От этих невесёлых мыслей Серпенту оторвал еле уловимый шорох, донёсшийся из-за прикрывавшего вход в пещеры густого полога листвы — сюда шли люди. «Ага, — подумала Змея, подбираясь, — вот и хозяева этих подземелий. Поздороваемся…». Сидевшая рядом Мэй встала и отряхнула джинсы от налипшего на них сора. Серпента осталась сидеть на травяном холмике, всем своим видом выражая оскорблённое достоинство гостя, которого непонятно почему заставляют торчать у порога.
Зелёный занавес зашелестел, пропуская сухощавого светловолосого мужчину и старую женщину в чёрном. Серпента едва заметно вздрогнула и поднялась с земли.
— Это она, — жёстко произнёс Алан, бросив быстрый взгляд на змеиное ожерелье.
Эухенья молчала, но её глаза были красноречивее слов — Змее стало не по себе. Мэй ощутила резкий энергетический всплеск. Нет, это был не удар — скорее это походило на рукопожатие, которым обмениваются при встрече мужчины, пробуя крепость рук.
Секунды разматывались бесконечной лентой, обвивая раскалённые клинки взглядов. Серпента хотела что-то сказать, но тут лиственный полог пробило гибкое мальчишечье тело.
— Мэ-э-э-эй!!!
— Хайк… Хай-й-йк!
Волчонок бросился вперёд так стремительно, что едва не сбил Серпенту с ног — при всей своей нечеловечески быстрой реакции Змея успела лишь чуть посторониться.
— Мэй…
— Хайк…
— Я же говорил ему, — пробормотал Алан, — что мы найдём его подружку…
Миктекасиуатль промолчала, только на её тёмном, словно вырезанном из дерева лице промелькнула лёгкая тень улыбки.
Серпента оставалась Серпентой — она очень быстро опомнилась.
— Мы пришли с севера, — сдержанно сказала Змея. — Мы пришли к вам.

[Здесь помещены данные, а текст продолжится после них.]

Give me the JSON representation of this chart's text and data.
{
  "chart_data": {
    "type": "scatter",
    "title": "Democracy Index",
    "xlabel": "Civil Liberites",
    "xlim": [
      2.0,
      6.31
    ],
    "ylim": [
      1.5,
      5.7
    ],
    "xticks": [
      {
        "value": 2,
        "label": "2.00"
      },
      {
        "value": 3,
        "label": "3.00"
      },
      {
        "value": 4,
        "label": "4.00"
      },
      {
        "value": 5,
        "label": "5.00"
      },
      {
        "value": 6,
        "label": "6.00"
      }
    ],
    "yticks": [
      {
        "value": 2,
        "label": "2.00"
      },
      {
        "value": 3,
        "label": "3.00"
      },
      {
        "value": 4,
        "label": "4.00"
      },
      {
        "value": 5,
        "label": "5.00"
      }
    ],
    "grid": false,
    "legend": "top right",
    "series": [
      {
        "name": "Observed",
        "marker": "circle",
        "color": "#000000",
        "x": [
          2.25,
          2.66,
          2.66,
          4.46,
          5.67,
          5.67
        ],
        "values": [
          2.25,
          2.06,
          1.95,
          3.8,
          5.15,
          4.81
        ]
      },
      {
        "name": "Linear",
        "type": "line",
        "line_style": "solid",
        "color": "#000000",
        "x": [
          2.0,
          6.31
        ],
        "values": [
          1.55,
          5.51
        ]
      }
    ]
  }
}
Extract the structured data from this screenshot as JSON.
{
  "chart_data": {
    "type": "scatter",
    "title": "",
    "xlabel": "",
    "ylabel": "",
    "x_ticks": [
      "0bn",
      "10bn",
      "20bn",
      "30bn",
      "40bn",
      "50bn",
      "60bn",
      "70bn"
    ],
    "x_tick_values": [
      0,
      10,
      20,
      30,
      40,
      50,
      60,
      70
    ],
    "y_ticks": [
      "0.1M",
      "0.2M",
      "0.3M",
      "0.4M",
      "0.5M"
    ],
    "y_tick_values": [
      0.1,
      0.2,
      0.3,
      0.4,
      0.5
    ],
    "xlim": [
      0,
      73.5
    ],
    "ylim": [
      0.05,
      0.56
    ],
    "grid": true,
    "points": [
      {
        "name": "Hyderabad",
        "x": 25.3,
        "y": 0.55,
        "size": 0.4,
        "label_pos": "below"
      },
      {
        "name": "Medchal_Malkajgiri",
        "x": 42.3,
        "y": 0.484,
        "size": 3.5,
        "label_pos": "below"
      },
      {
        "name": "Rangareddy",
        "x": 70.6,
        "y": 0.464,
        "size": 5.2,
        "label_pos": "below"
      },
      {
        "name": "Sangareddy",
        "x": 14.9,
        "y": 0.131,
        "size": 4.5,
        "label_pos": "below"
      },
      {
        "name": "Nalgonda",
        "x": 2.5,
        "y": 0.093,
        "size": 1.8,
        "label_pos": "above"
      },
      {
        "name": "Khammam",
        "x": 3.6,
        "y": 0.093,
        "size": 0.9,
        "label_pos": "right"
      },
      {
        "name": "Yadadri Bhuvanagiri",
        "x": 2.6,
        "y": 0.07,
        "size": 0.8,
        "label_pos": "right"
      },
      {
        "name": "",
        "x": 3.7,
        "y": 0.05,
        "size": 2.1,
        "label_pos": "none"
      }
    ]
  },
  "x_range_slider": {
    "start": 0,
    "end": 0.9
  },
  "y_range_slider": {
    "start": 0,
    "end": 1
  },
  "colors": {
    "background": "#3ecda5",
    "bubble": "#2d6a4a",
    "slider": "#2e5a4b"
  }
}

И похоже, — она посмотрела на крепко обнявшихся Мэй и Хайка, — нам здесь рады…
— Рады не тебе, — Эухенья медленно покачала головой, — рады ей.
— Вот как? — глаза Серпенты недобро блеснули. — И почему же это?
— Я знаю тебя, — голос Алана звучал сухо и ровно, но в нём чувствовалось напряжение натянутой струны, — и я знаю о тебе, Змея. И мать Эухенья — она тоже знает: я рассказал.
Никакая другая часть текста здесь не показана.